La quatrième partie de la fameuse série espagnole sortant dans quelques jours je me mise à re-visionner (je dirais même re-re-visionner) la troisième partie de « la Casa de Papel », qui relate la prise d'otages fictive dans la Maison royale de la Monnaie d'Espagne.


Je ne vais pas y aller par quatre chemins : cette série est bien faite, et surtout trop addictive pour qu’on puisse la lâcher une fois qu’on entre dans l’univers de la bande espagnole de voleur.euses. Je ne suis pas fan des films de braquage, je trouve toujours cela redondant et prévisible. Or, et c’est sûrement ce qui en fait tout son succès, « La casa de Papel » apporte un souffle nouveau au concept de braquage, et l’étale sur plusieurs saisons d’une série bien pensée.


Avant de commencer la première partie, je me demandais comment je pourrais m’attacher à un groupe de personnages armé.es, mais très vite je me suis laissée entraîner dans l’univers haletant de « La Casa de Papel ». Même si le premier épisode n’est pas des plus réussis, on se demande très vite où cela va nous mener, et les prises de position sociales de la bande détachent cette série du genre cinématographique classique. Les personnages aux noms de ville incarnent avec brio l’opposition à un système capitaliste qui créé et renforce des inégalités, et cette propension grandit au fil des épisodes ; les téléspectateur.trices deviennent peu à peu la population représentée dans la série. Ainsi, en visionnant cette série, on est projeté.e au cœur d’une action à la fois sociale et individualiste (les revendications sont collectives, mais l’intérêt des personnages est personnel), et c’est comme si on était face à la « Casa de la Moneda », comme si les masques de Dalí s’adressaient à nous, derrière nos écrans.

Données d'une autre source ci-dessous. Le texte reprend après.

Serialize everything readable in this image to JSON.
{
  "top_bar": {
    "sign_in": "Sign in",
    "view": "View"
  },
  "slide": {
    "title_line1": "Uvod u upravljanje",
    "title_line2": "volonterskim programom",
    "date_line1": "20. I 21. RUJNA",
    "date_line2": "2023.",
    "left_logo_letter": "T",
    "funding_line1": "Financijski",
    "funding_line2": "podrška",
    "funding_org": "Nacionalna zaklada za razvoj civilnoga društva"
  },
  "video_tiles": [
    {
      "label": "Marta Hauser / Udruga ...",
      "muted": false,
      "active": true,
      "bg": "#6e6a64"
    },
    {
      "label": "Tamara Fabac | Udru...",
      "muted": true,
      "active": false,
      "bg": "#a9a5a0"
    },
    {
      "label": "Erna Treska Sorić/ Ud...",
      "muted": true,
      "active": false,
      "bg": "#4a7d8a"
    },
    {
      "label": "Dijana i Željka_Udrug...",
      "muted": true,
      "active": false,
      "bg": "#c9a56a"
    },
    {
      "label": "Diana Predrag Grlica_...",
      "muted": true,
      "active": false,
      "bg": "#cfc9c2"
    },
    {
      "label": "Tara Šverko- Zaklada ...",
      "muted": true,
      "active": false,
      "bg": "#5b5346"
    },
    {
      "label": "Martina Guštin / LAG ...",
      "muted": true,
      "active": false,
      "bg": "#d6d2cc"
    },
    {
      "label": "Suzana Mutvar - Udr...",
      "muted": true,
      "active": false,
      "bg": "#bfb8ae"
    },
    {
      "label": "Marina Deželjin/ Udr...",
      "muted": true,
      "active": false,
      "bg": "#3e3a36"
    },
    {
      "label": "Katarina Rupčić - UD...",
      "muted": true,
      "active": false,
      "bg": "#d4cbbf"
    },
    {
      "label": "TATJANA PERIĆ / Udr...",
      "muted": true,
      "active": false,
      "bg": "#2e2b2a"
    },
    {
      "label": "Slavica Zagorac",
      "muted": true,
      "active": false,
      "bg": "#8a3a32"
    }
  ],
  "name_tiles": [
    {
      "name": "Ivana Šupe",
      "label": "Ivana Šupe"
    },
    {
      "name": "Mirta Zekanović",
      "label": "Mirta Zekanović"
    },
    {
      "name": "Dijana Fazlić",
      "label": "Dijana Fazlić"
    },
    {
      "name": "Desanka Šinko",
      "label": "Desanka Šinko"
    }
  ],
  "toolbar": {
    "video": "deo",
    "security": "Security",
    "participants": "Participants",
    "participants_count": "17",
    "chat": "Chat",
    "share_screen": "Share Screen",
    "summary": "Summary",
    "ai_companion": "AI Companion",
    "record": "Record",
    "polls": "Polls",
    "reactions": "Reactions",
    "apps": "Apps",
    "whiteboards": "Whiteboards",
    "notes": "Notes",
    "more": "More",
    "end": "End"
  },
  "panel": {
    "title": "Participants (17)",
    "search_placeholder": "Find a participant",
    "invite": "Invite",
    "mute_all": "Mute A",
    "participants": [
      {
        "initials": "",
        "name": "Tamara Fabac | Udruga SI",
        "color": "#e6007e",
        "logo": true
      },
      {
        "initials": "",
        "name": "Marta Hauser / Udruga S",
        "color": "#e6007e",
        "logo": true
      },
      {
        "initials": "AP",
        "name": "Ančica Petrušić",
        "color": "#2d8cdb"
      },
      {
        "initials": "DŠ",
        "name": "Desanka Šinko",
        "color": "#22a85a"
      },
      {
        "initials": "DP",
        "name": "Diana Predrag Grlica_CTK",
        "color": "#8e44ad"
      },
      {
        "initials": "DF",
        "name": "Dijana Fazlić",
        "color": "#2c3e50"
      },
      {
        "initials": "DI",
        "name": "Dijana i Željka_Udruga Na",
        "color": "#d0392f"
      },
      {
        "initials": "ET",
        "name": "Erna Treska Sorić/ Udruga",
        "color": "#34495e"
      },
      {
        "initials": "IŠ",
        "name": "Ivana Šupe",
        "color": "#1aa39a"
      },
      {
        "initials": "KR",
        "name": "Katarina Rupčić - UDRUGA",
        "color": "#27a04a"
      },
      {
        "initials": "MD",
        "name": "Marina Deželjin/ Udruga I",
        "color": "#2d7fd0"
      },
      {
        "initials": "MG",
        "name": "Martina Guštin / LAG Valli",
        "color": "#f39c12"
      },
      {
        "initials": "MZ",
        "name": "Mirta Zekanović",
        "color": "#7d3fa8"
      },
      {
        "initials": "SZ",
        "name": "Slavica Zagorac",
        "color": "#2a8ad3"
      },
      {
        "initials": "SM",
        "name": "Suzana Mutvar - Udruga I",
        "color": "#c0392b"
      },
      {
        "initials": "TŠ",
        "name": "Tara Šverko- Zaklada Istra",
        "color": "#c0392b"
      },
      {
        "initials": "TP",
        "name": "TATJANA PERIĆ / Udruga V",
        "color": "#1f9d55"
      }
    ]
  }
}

Je pense que c’est cela qui fait le succès d’une telle série.


Lorsque la troisième partie est sortie, je l’ai commencée avec hâte, mais aussi avec beaucoup de méfiance : je trouvais que la fin de la deuxième partie était brillante, réussie et jouissive. Je ne m’attendais même pas à une troisième partie. J’ai donc eu peur d’un « trop », que le créateur Alex Pina ait eu les yeux plus gros que le ventre et ne se laisse tenter par les tentacules du bénéfice. Il est très rare que les suites surpassent leurs antécédents, et pourtant je pense pouvoir l’affirmer : la troisième partie a réussi à aller plus loin que les deux premières, tout en conservant son esprit.
Je ne pensais pas assister de nouveau à une prise d’otages, et encore moins à une idée encore plus folle que celle d’imprimer ses propres billets de banque ! Mais finalement, c’est ce qu’on attendait en visionnant une partie de « La Casa de Papel » : si on avait eu la vie des personnages sur leur île déserte chacun.e de leur côté, on aurait été bien déçu.es !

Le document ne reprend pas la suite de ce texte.